Hai anche ragione nel dire che questa fase ha creato squilibri reali, con effetti pesanti sulle economie occidentali, soprattutto quelle industriali. Ma la soluzione non può essere un ritorno nostalgico all'autarchia o all'illusione del “fare tutto in casa”: quello era possibile solo in un contesto molto diverso, e comunque appoggiato su rapporti di forza (e di sfruttamento) oggi insostenibili.

Hai ragione anche sulla necessità di una maggiore autonomia strategica ma va costruita dentro un nuovo equilibrio globale, non contro di esso. Altrimenti si rischia di cedere alla tentazione reazionaria della chiusura, che storicamente ha sempre peggiorato la situazione.
azi_muth08 Giugno 2025, 21:47 #55
Originariamente inviato da: AlexSwitch
Abbastanza corretto ciò che hai scritto, come storia delle relazioni internazionali economiche e politiche, ma va data una giusta consecuzione logica.
La globalizzazione è un fenomeno complesso visto che si è sviluppato su vari piani con interdipendenze sistemiche tra le varie Nazioni, che è stato possibile in un preciso momento storico: l'apertura delle economie ex socialiste a seguito della caduta del blocco sovietico prima e dell'apertura all'economia mondiale della Cina. Da qui organizzazioni come il WTO hanno cominciato a regolare i flussi commerciali e gli scambi e diventando anche una guida per le legislazioni dei singoli Paesi.
Quindi, sostanzialmente, la globalizzazione si può inquadrare in tutta una serie di decisioni e di azioni politiche che hanno ridisegnato, nell'arco di un decennio, il commercio mondiale attraverso l'abbattimento di diverse barriere. E' un questa cornice che alla fine si sono integrate le varie reti di trasporto e comunicazione e la possibilità di spostare capitali d'investimento attraverso l'omogeneizzazione bancaria.
Ciò che non torna nel ragionamento di AlPaBo è che non tiene conto del fatto che la globalizzazione ha messo in diretta concorrenza intere regioni geografiche ed economie con la speranza, di fatto disattesa ancora oggi, che le frizioni politiche e geopolitiche venissero assorbite ed ammortizzate da una rete industriale e commerciale globale.
Certo, il mercato globale, unico grande merito che ha ottenuto, ha impedito di ripiombare in situazioni di crisi senza uscita che portarono a tragedie come la seconda Guerra Mondiale, anche se non ha impedito lo scoppio di conflitti che sono rimasti comunque confinati in determinate regioni del globo e limitati per intensità.
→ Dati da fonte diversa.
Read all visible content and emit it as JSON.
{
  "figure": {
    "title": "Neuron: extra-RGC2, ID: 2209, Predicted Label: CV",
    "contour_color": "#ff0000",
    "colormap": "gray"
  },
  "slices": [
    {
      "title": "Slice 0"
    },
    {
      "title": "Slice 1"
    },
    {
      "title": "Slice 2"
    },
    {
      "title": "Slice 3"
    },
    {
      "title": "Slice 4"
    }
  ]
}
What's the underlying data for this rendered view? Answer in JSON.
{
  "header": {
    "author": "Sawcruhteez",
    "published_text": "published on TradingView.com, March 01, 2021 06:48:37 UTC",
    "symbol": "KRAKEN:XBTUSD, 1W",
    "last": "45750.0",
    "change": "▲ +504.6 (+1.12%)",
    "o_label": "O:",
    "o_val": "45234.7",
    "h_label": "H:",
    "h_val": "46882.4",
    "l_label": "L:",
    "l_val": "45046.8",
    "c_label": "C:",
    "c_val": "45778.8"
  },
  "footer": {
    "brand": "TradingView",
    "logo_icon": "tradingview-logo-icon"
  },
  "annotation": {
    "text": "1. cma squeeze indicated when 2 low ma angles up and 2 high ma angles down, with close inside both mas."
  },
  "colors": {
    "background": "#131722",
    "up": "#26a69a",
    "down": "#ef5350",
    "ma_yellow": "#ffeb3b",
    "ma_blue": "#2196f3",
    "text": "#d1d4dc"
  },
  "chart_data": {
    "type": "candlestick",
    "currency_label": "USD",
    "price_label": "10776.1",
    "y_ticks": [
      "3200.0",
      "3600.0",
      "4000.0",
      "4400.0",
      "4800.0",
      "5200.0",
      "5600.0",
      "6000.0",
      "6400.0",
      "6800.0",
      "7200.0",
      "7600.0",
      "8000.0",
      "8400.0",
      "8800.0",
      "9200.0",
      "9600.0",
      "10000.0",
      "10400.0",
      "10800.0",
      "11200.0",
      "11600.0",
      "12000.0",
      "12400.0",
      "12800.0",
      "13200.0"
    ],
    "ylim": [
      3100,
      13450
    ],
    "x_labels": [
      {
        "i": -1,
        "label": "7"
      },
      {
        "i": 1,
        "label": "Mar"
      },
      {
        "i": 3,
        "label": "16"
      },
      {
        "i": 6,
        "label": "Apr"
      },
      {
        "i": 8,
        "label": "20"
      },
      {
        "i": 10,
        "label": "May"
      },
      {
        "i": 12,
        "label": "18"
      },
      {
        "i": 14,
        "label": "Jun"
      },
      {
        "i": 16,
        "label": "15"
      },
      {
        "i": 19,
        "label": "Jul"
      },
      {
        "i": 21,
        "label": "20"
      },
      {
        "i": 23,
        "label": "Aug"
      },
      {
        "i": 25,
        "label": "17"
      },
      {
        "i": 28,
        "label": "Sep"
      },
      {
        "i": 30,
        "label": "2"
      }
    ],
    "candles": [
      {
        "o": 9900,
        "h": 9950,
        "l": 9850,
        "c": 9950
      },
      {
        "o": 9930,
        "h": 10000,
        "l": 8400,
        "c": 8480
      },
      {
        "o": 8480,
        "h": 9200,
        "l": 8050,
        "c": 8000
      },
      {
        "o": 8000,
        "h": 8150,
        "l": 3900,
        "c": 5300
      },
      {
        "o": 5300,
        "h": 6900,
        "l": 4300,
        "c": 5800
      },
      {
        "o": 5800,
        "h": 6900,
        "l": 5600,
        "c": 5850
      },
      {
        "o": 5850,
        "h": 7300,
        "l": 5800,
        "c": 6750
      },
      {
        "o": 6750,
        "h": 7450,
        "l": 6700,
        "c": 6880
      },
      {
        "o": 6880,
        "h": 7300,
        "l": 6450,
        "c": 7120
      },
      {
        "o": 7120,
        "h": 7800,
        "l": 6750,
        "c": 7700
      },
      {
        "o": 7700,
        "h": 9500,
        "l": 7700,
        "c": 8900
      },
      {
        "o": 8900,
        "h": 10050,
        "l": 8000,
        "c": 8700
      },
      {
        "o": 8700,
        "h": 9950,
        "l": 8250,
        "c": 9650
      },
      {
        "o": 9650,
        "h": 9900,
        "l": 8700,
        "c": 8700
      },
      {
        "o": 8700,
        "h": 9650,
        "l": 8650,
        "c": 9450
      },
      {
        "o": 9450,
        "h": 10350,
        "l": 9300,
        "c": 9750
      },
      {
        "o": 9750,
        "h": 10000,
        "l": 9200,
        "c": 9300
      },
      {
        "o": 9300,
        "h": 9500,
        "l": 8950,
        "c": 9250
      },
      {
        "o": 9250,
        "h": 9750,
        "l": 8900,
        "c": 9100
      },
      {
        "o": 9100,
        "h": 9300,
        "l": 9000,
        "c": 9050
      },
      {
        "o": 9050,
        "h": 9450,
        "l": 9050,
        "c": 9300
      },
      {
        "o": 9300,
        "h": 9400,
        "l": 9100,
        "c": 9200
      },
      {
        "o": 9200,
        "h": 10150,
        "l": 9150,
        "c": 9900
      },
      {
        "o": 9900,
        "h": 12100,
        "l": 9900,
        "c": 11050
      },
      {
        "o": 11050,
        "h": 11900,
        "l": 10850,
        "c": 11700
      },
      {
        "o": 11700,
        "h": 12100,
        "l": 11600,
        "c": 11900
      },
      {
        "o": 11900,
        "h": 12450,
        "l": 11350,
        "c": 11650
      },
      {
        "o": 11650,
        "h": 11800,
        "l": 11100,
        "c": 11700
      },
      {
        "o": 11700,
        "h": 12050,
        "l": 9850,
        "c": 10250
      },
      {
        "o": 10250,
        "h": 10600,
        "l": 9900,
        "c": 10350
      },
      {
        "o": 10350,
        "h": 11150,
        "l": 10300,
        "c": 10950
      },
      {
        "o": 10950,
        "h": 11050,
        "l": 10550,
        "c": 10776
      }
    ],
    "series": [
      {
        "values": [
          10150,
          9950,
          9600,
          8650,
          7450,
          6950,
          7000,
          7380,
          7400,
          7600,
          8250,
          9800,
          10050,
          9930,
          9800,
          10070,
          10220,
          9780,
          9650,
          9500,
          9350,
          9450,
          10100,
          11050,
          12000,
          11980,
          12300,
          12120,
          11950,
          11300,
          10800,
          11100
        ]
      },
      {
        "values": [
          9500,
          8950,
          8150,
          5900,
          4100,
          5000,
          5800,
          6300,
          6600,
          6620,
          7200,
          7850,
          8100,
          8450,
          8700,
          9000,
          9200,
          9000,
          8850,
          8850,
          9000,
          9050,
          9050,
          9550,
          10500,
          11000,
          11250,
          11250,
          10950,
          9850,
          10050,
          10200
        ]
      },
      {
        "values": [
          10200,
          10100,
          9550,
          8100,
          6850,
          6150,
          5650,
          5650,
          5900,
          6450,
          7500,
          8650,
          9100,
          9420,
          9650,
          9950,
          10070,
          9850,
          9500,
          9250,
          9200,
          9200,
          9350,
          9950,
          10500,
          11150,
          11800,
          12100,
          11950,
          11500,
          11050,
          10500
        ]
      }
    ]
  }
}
Ottimo come sempre Alex ma ti faccio qualche appunto:

Mi tocca difendere Alpabo( una stranezza almeno per me ) in questo caso non ha fatto altro che citare la teoria dei vantaggi comparati di Ricardo...

Inoltre non ritengo realistico affermare che la globalizzazione abbia avuto di per sé il merito di evitare tragedie come la Seconda Guerra Mondiale. Questo tipo di lettura tende a sovrapporre le dinamiche economiche a quelle politiche, ignorando un elemento fondamentale: la globalizzazione, così come l’abbiamo conosciuta, è stata innanzitutto l’espressione del potere unipolare degli Stati Uniti, i veri architetti dell’ordine internazionale nato nel secondo dopoguerra. È infatti quell’ordine politico e militare — basato su alleanze (come la NATO), istituzioni multilaterali (ONU, FMI, Banca Mondiale), e soprattutto sulla supremazia economica e strategica degli USA — ad aver garantito una relativa stabilità globale per decenni. La globalizzazione ne è stata più un effetto che una causa: è potuta avanzare grazie alla presenza di un “garante” militare, economico e monetario (il dollaro come valuta globale), non grazie a un'intrinseca tendenza pacificatrice dei mercati.
La globalizzazione è in crisi perchè è in crisi il potere egemonico su cui si retta.

Quell’ordine ha sì evitato uno scontro diretto tra grandi potenze, ma è oggettovo che abbia prodotto numerosi conflitti regionali

Riguardo ai meriti il capitalismo globale ha dimostrato di essere spesso più efficace di molte politiche socialiste tradizionali nel sollevare ampie fasce di popolazione da condizioni di estrema povertà. In questo alcune teorie liberiste hanno trovato conferma nella realtà.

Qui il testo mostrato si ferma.